Monday, February 20, 2006

Wonder of wonders...

It's just amazing (and yes, a bit sappy) how they steal your heart from the minute they arrive. For nine months, we only wanted the best for the growing baby, and I thought I was connected to (what turned out to be) him... but then he's born, and it's a connection and a love on a whole new level.
Everything went well, but after he was born, there was concern about his breathing so he went to the NICU for observation. All I can say is, there is no sweetness in parting... not sweet sorrow, not sweet anything. It was the most un-scary thing to happen in many ways, everyone was very calm, no one was running all around or getting crazy about him. But all I could think was that he was alone in that incubator, no one could hold him, I couldn't offer him comfort or fix what was wrong (which turned out to be nothing, but could have been something).

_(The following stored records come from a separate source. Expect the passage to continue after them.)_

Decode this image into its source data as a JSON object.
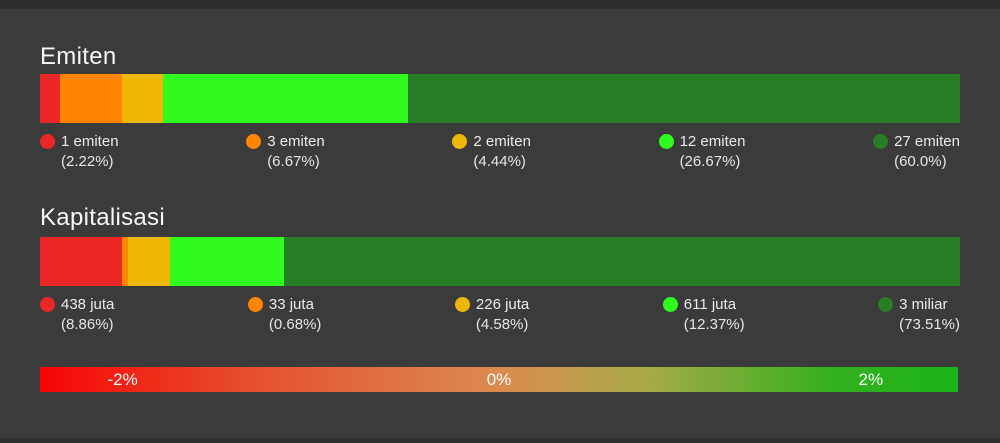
{
  "theme": {
    "background": "#3b3b3b",
    "top_strip": "#2d2d2d",
    "bottom_strip": "#2f2f2f",
    "title_text": "#f7f7f7",
    "legend_text": "#ececec"
  },
  "chart_data": [
    {
      "type": "bar",
      "subtype": "horizontal_stacked_100pct",
      "title": "Emiten",
      "xlim": [
        0,
        100
      ],
      "segments": [
        {
          "label": "1 emiten",
          "count": 1,
          "percent": 2.22,
          "percent_label": "(2.22%)",
          "color": "#ea2627"
        },
        {
          "label": "3 emiten",
          "count": 3,
          "percent": 6.67,
          "percent_label": "(6.67%)",
          "color": "#fd8502"
        },
        {
          "label": "2 emiten",
          "count": 2,
          "percent": 4.44,
          "percent_label": "(4.44%)",
          "color": "#eeb706"
        },
        {
          "label": "12 emiten",
          "count": 12,
          "percent": 26.67,
          "percent_label": "(26.67%)",
          "color": "#30fa1e"
        },
        {
          "label": "27 emiten",
          "count": 27,
          "percent": 60.0,
          "percent_label": "(60.0%)",
          "color": "#277e26"
        }
      ]
    },
    {
      "type": "bar",
      "subtype": "horizontal_stacked_100pct",
      "title": "Kapitalisasi",
      "xlim": [
        0,
        100
      ],
      "segments": [
        {
          "label": "438 juta",
          "percent": 8.86,
          "percent_label": "(8.86%)",
          "color": "#ea2627"
        },
        {
          "label": "33 juta",
          "percent": 0.68,
          "percent_label": "(0.68%)",
          "color": "#fd8502"
        },
        {
          "label": "226 juta",
          "percent": 4.58,
          "percent_label": "(4.58%)",
          "color": "#eeb706"
        },
        {
          "label": "611 juta",
          "percent": 12.37,
          "percent_label": "(12.37%)",
          "color": "#30fa1e"
        },
        {
          "label": "3 miliar",
          "percent": 73.51,
          "percent_label": "(73.51%)",
          "color": "#277e26"
        }
      ]
    },
    {
      "type": "area",
      "subtype": "color_scale_legend",
      "range_percent": [
        -2.5,
        2.5
      ],
      "ticks": [
        {
          "label": "-2%",
          "value": -2,
          "position_pct": 9
        },
        {
          "label": "0%",
          "value": 0,
          "position_pct": 50
        },
        {
          "label": "2%",
          "value": 2,
          "position_pct": 90.5
        }
      ],
      "gradient_stops": [
        {
          "color": "#f70505",
          "pos": 0
        },
        {
          "color": "#e4532d",
          "pos": 24
        },
        {
          "color": "#db8b50",
          "pos": 50
        },
        {
          "color": "#a8aa47",
          "pos": 66
        },
        {
          "color": "#35b01f",
          "pos": 86
        },
        {
          "color": "#1bb41a",
          "pos": 100
        }
      ]
    }
  ]
}
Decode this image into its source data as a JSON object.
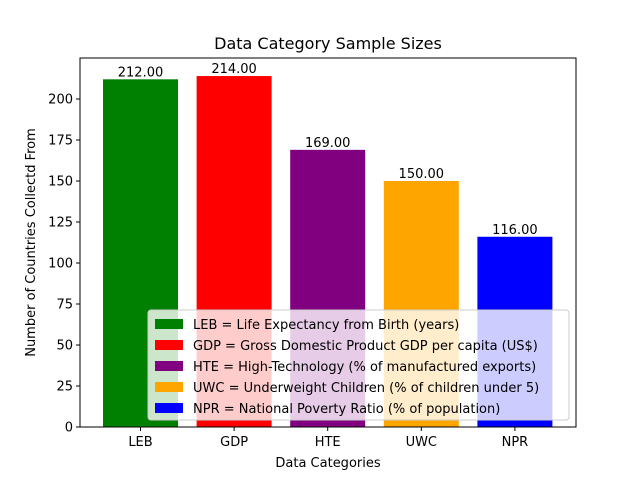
{
  "chart_data": {
    "type": "bar",
    "title": "Data Category Sample Sizes",
    "xlabel": "Data Categories",
    "ylabel": "Number of Countries Collectd From",
    "categories": [
      "LEB",
      "GDP",
      "HTE",
      "UWC",
      "NPR"
    ],
    "values": [
      212,
      214,
      169,
      150,
      116
    ],
    "data_labels": [
      "212.00",
      "214.00",
      "169.00",
      "150.00",
      "116.00"
    ],
    "colors": [
      "#008000",
      "#ff0000",
      "#800080",
      "#ffa500",
      "#0000ff"
    ],
    "ylim": [
      0,
      225
    ],
    "yticks": [
      0,
      25,
      50,
      75,
      100,
      125,
      150,
      175,
      200
    ],
    "grid": false,
    "legend_position": "bottom-right",
    "legend": [
      {
        "label": "LEB = Life Expectancy from Birth (years)",
        "color": "#008000"
      },
      {
        "label": "GDP = Gross Domestic Product GDP per capita (US$)",
        "color": "#ff0000"
      },
      {
        "label": "HTE = High-Technology (% of manufactured exports)",
        "color": "#800080"
      },
      {
        "label": "UWC = Underweight Children (% of children under 5)",
        "color": "#ffa500"
      },
      {
        "label": "NPR = National Poverty Ratio (% of population)",
        "color": "#0000ff"
      }
    ]
  }
}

It broke my heart that I had to be separated for his first hours in this world... and I knew (intellectually anyway) that everything was going to be fine. I have new respect for people who have to say goodbye to their babies for many days in the NICU because that would just about rip my heart out... it's one of those things, even though you know it's for the best, it's just scary and sad and not how you'd hope it to go. Anyway, needless to say our sweet #2 is amazing. He's perfectly formed, and perfectly alive, healthy and safe. Sigh. Makes me feel full to overflowing.

1 Comments:

Blogger jay are said...

CONGRATULATIONS!!!! :)
So happy to hear that all has turned out well. I can well imagine (though not totally, I know) how terrible it would be to have baby whisked away. So glad it was nothing....
And so glad he's here! Can't wait to see him. I bet #1 is a pretty proud brother....
Hope you're taking care of you, too.